Roxas has made no bones of his
interest in the country’s top political plum within the gift of
the Filipino people. He has the advantage of name recall, being by
accident of birth, the grandson of the late President Manuel Roxas.
He has the wherewithal needed to
bankroll a costly presidential campaign, being a scion of the
wealthy Araneta family. To cap it all, he holds the record of having
topped the 2004 senatorial race to show his vote-getting power.
Villar, like Roxas, has been
nursing a presidential ambition since heading the leadership of the
House of Representatives and the Senate. He was the speaker when the
House voted to impeach then President Joseph Estrada. He became
Senate president as a result of a term-sharing agreement with then
Senate President Franklin Drilon.
Although he has not topped a
senatorial contest, Villar made an impressive win in the last
senatorial election by placing fourth in the final standings of the
12 winning candidates. Villar has no problem with money, being one
of the richest men in the Philippines today.
De Castro looms as the logical
presidential candidate of the administration. President Gloria
Macapagal Arroyo, barred from running for reelection, appears to
have no choice but to support him as her rightful and deserving
successor.
De Castro’s record of having
topped the Senate race himself before becoming vice-president is
also proof of his vote-getting potential in a presidential election,
especially if given total support by the President.
Backing up a winnable candidate
becomes the President’s moral and tactical imperative.

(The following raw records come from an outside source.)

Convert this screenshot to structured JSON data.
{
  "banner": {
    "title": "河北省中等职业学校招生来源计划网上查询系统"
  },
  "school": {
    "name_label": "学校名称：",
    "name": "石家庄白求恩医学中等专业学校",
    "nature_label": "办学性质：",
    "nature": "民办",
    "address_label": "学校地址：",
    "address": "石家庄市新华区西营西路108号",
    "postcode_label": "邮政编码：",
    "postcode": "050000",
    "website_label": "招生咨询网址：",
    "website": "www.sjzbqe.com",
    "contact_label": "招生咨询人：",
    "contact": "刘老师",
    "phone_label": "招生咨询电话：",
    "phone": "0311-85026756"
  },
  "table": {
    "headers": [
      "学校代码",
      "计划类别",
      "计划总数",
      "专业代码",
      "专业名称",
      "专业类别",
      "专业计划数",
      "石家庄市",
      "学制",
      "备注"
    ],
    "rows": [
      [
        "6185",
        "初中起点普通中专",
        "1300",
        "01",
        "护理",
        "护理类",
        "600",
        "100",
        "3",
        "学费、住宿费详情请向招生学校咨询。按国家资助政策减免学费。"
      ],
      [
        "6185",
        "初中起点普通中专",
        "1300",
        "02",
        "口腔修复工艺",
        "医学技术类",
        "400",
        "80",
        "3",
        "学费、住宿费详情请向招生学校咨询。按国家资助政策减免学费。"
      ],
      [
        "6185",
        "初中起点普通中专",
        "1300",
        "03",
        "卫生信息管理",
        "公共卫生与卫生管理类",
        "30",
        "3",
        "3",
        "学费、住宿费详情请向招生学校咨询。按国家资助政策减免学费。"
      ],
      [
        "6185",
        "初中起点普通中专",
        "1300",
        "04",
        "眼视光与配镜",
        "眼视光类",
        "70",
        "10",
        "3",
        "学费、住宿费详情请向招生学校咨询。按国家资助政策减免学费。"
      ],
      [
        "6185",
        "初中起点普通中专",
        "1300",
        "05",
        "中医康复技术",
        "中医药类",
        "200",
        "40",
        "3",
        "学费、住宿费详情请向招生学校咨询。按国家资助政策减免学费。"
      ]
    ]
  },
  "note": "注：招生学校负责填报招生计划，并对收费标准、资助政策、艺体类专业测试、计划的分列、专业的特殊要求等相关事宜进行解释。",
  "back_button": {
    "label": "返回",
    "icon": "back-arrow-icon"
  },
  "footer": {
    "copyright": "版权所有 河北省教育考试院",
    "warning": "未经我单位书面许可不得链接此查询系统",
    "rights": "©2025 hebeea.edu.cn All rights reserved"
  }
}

She needs a
winner who can help her survive a possible political and legal storm
to be whipped up by her political enemies after she steps down at
the end of her term in 2010.
That person is none other than de
Castro who stood by her through all her political crises, including
an impeachment case against her, in the past.
The President has the option of
reviving the move for Charter change as a means of perpetuating her
in power through her election as a prime minister. But this may no
longer work, given the people’s mood against any move to do away
with the presidential system.
In a presidential race, Legarda
cannot be totally discounted as a candidate. She has been playing
coy for sometime but the good timing and the chance not only of
proving that she is more popular than de Castro but also of winning
the presidency are too tempting to make her decide to run.
Legarda topped the last
senatorial race with a record vote of more than 18 million,
duplicating her feat in the 1998 elections. This is a record
unmatched by anyone in the history of the senatorial contest.
In the 2004 vice-presidential
race, Legarda lost to de Castro. However, she questioned his victory
in a protest lodged with the Vice-Presidential Electoral Tribunal.
Legarda, the running mate of opposition presidential candidate
Fernando Poe, claimed that she had been cheated in an election
marked by massive fraud.
She decided to forego her protest
when she ran in the last senatorial election.
There is a principle that an
incumbent senator who runs for another elective office and loses can
return to his seat to complete an unfinished term. It happened in
the case of Sen. Lito Lapid who ran for mayor of Makati City against
Jejomar Binay and lost miserably. Lapid was able to retain his
Senate seat.
If Legarda runs for the
presidency in 2010 and loses, can she also retain her seat in the
Senate and finish her six-year term? If the answer is yes, Legarda
may have to explore this advantage and try her luck.
If she wins, she could claim with
strong moral conviction that she did beat de Castro in the
controversial 2004 vice-presidential race.